Though at the time they words of the Declaration only applied to white men, the words and writings of many of the founders were uncomfortable with the actual condition of black slaves as well as Native Americans. The had enough integrity to understand that what they wrote was a proposition that had universal implications which were not yet realized and would take time to happen. Those who mocked the document, the proposition, the founders, and the new nation understood that as well. It was a watershed moment for all of Europe was still under the control of Kings and despots. Thomas Jefferson understood how these words threatened despotic rule around the world and in 1821 he wrote to John Adams:

“The flames kindled on the 4th of July 1776, have spread over too much of the globe to be extinguished by the feeble engines of despotism; on the contrary, they will consume these engines and all who work them.”

But this was something that the people of the United States would have to wrestle with for decades before the most glaring aspect of inequality, that of slavery was overthrown. Frederick Douglass understood the importance of the Declaration even as white Americans on both sides of the Mason-Dixon line crafted compromises that left blacks in slavery and gave unfettered access for slave owners to go to Free States to recover their human property. In 1852 he wrote:

“I have said that the Declaration of Independence is the ring-bolt to the chain of your nation’s destiny; so, indeed, I regard it. The principles contained in that instrument are saving principles. Stand by those principles, be true to them on all occasions, in all places, against all foes, and at whatever cost.”

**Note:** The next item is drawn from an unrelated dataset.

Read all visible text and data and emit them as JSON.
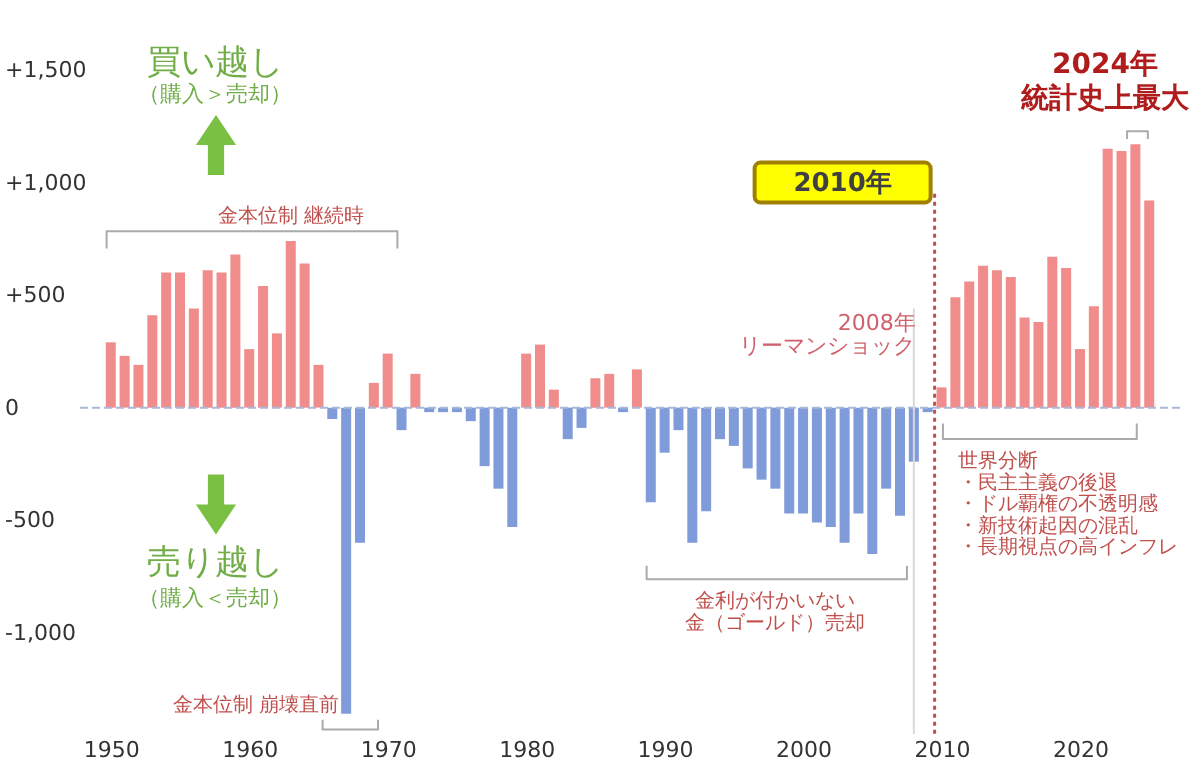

It is that ring bolt and it must be understood in its universal application and people in the United States and in countries which have embraces some portions of the concept and fight for it, otherwise it could be lost. Harry Truman noted this danger in 1952 when he said:

“We find it hard to believe that liberty could ever be lost in this country. But it can be lost, and it will be, if the time ever comes when these documents are regarded not as the supreme expression of our profound belief, but merely as curiosities in glass cases.”

Today the rights, protections, civil liberties, and opportunity to advance themselves of Americans are being rolled back in a manner that a few decades ago most of us would have found unimaginable. They are under threat many ways, too many to mention today and they must be continually fought for or we will lose them.

As Independence Day draws near I will continue to write about this subject even as I write about the Battle of Gettysburg. It matters too much.